Um casal comum: dois filhos, ele, corretor, ela, do lar. Finais de semana entre muitos amigos, férias no litoral de São Paulo e, quando o dólar era baratinho, em Miami ou Nova York.
A separação foi um escândalo. Acusaram Olegário de espancar regularmente mulher e filhos e, ainda por cima, foi indiciado em processo de estelionato na empresa em que trabalhava.
Débora bebia muito e tinha sido amante do "personal trainner" da cunhada. Depois da separação, os filhos foram morar com a tia etnóloga em Barra do Tigre, no Araguaia.
Em vida de marido e mulher, melhor não meter a colher. Nunca sabemos.
Com governo é a mesma coisa. Nas declarações públicas, artigos publicados e documentos oficiais, todos soam elegantes e neoliberais. "Liberdade, serviço público, interesse público, o mercado é democrático, não intervimos, trata-se de um processo" etc.
De repente, quando brigam e alguém sai, que surpresa! De perto, somos todos loucos.
Fulano queria intervir no mercado de dólar, ainda que custasse uma fortuna, beltrano não interveio e foi acusado de ingênuo, José é grande "operador", Paulinho é ambicioso, mas malcriado com estrangeiros, Antônio é um esperto que sempre agrada ao chefe e é tarado por juros altos.
Nunca saberemos a verdade. Sabemos apenas que, após descobrirem as decisões erradas, organizações humanas sem direção funcionam de forma muito esquisita. Bilhões de dólares, milhares de empregos e o interesse público passam a depender apenas da rivalidade, inveja e violência que inundam todos os gabinetes.
Estaria otimista se estivéssemos iniciando uma nova fase. Se as autoridades dissessem: o novo caminho é aumento da produção de exportáveis e de importáveis porque a nova taxa cambial será mais alta. Tanto mais alta quanto for necessário para que exportemos mais, importemos menos e gastemos menos no exterior.
A taxa de juros doméstica está fixada em 40% ao ano, pois o FMI quer que, cada vez que o câmbio suba, o Banco Central aumente os juros.
Se realmente tivéssemos aprendido com os erros do passado, não nos incomodaríamos com o câmbio alto. E poderíamos baixar os juros. Bastaria isso para voltarmos a ser felizes.
Mas o governo insiste em acusar especuladores, a Rússia, os aposentados, a China, a Belarus, os curdos e os especuladores, mais uma vez. Agora, ameaça padeiros e montadoras.
Por isso, as montadoras não sabem decidir o que vão produzir aqui e o que vão importar. Agricultores não sabem quanto plantam de soja e quanto de feijão. Turistas não sabem se vão para Miami ou Trancoso.

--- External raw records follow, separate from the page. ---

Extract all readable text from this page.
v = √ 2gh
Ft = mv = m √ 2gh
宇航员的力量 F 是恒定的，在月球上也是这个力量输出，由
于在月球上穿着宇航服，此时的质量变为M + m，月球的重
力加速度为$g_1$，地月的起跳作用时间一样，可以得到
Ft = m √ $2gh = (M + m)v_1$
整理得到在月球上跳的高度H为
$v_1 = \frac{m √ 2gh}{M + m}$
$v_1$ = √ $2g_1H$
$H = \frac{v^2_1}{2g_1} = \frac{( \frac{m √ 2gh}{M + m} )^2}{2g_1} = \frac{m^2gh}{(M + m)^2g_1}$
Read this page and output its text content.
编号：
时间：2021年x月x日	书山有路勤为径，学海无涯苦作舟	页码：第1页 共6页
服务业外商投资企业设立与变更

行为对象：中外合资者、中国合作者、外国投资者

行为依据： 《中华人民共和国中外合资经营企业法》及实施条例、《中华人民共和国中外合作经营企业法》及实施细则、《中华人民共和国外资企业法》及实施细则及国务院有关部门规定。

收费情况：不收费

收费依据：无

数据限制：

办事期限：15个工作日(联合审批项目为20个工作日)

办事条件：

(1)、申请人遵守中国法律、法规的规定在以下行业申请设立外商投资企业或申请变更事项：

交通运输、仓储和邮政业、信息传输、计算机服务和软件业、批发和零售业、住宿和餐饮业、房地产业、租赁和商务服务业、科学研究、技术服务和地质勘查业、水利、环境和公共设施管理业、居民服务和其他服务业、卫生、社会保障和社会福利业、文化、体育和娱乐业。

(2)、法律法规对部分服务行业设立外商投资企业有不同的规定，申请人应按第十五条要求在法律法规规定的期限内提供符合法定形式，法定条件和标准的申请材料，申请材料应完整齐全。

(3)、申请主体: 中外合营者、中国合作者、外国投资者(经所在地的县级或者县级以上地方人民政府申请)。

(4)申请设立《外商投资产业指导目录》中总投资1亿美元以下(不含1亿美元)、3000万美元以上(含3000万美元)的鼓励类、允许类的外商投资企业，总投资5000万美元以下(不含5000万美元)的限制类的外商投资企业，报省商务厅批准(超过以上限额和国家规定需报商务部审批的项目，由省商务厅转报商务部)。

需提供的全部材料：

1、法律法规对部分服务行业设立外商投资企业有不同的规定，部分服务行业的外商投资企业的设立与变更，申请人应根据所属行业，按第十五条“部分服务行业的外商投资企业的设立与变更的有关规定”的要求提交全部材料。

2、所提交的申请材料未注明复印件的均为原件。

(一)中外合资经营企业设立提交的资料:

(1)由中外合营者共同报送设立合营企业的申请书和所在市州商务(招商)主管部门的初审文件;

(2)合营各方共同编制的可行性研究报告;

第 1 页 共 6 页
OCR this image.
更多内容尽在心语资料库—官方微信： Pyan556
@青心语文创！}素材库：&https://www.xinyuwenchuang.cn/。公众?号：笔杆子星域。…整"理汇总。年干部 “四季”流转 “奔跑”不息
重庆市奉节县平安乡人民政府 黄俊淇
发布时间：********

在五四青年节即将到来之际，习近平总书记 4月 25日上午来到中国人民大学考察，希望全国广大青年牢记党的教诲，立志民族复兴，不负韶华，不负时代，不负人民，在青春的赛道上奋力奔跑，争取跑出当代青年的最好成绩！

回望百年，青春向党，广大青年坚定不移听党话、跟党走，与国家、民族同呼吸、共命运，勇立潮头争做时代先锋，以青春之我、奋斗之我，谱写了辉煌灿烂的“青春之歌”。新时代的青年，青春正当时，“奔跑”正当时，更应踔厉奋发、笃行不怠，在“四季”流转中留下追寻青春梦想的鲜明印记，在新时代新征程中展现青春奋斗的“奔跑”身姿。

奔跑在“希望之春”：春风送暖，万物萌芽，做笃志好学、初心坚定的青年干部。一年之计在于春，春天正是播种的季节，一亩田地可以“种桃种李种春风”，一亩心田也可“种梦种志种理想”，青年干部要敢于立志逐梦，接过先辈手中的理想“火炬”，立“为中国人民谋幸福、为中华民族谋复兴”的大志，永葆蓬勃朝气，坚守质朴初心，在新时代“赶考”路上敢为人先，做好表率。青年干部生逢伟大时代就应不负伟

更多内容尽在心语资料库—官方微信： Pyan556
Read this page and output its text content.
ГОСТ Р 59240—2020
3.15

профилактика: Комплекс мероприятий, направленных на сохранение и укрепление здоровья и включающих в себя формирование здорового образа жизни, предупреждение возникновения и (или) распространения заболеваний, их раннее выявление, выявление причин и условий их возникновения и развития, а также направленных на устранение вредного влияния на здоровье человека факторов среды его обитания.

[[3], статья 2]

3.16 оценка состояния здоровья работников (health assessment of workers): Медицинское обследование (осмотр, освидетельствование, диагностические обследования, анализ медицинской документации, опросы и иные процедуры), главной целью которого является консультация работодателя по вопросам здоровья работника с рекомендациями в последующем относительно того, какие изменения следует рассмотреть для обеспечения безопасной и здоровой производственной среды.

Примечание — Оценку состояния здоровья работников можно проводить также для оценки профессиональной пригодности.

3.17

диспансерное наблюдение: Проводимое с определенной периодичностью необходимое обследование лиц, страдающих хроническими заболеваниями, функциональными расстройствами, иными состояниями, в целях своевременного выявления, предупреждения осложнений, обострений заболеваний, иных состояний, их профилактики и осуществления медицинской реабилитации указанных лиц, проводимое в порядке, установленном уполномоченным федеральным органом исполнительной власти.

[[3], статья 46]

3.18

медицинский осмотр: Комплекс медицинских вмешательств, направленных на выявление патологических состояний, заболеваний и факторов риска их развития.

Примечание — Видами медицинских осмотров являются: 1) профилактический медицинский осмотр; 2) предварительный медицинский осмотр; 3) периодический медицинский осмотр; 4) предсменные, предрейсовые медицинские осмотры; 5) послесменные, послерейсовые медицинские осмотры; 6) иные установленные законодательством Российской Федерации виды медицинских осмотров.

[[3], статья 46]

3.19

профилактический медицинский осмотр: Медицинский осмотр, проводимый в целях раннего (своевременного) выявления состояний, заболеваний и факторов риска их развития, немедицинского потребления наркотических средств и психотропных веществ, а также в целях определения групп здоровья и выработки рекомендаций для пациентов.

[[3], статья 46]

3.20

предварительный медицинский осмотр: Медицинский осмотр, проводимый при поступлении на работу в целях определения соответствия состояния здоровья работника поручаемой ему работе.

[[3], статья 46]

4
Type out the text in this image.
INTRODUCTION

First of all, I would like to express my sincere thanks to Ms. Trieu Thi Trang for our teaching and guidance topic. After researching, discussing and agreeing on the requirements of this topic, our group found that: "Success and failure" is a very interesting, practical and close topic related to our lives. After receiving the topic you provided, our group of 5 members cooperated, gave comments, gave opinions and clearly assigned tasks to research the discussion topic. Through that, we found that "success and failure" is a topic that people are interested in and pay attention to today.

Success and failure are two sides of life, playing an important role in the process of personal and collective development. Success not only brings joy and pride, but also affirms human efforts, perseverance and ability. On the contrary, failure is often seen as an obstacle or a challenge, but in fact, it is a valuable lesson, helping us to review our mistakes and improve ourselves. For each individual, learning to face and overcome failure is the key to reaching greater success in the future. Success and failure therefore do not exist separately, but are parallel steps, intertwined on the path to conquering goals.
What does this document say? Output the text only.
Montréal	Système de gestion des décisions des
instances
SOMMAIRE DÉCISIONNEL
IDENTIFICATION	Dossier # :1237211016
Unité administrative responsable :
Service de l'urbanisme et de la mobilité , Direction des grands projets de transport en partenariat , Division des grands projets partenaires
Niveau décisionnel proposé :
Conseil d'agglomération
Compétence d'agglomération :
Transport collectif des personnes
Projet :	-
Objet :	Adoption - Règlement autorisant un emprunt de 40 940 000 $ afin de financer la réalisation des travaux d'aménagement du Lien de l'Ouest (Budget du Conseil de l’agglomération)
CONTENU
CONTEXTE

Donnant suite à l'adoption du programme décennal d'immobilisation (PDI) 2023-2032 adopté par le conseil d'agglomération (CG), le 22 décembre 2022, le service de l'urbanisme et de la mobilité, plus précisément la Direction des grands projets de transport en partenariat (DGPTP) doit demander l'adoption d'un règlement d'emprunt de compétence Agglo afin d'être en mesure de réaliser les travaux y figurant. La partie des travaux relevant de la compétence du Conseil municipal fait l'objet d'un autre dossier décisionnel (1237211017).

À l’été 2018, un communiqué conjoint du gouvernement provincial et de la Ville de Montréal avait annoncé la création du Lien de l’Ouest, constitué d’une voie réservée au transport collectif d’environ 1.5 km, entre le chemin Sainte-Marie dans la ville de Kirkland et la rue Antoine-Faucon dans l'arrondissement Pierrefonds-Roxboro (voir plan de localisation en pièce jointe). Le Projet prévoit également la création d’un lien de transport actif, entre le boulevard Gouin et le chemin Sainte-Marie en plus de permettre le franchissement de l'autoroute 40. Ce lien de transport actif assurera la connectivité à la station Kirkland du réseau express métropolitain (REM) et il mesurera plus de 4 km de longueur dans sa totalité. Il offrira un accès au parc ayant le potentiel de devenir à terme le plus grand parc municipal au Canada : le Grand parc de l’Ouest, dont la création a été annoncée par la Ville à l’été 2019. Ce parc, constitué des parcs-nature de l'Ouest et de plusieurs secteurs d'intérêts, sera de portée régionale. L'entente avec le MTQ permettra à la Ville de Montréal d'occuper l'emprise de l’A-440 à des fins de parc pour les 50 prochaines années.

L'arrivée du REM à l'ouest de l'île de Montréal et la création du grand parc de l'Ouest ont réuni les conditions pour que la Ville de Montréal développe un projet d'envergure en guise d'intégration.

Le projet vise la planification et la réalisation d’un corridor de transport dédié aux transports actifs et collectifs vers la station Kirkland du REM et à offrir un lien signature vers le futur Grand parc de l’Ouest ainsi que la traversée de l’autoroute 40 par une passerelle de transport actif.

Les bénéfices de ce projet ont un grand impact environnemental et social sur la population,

De qualquer forma, hoje em dia, US$ 1 custa R$ 2. Tenho muitas dúvidas que não sei responder.
1) A dívida pública de US$ 300 bilhões passou a US$ 200 bilhões. O Banco Central continua com mais ou menos US$ 30 bilhões em reservas.
Agora o governo tem mais dólares por real de dívida interna. Não parece uma coisa boa, saudável? Entretanto todo mundo fala que aumentou o déficit.
Será que se o dólar passasse a R$ 0,5 o déficit diminuiria? Talvez o déficit público sempre aumente, por definição. Mas não entendo por que e em que sentido.
2) A desvalorização cambial é bem-vinda porque aumenta o preço, em reais, do que exportamos e do que importamos. Esse é o objetivo da desvalorização.
A Fipe calcula a inflação tirando a média de muitos preços. Com a desvalorização, um BMW que custava 100 passa a custar 200. Um frango exportável que custava 1 passará a custar 2.
Em compensação, um Big Mac deve continuar custando R$ 1, um barbeiro deve continuar cobrando R$ 10 por uma barba.
Na média, os preços serão maiores em reais. Os importados, mais caros, os nacionais, com preço igual.
Isso é muito ruim? Será que deveríamos aumentar o salário dos metalúrgicos de São Bernardo para que o poder de compra fique igual, isto é, para que pudessem continuar comprando um carro japonês e um Ford nacional como antes da desvalorização?
3) O PIB brasileiro, produção nacional de bens e serviços, era de US$ 800 bilhões. Será que agora ficou apenas em US$ 400 bilhões?
Alguma coisa está errada nessa conta: continuamos a produzir mais ou menos as mesmas coisas, boas e ruins, as ruas continuam congestionadas, os restaurantes, com um pouco menos de clientes, mas estão lá. A produção pode cair no início 3% ou 4%. Em dólares, caiu metade! Nem o PIB dos países da Europa depois da Segunda Guerra caiu tanto.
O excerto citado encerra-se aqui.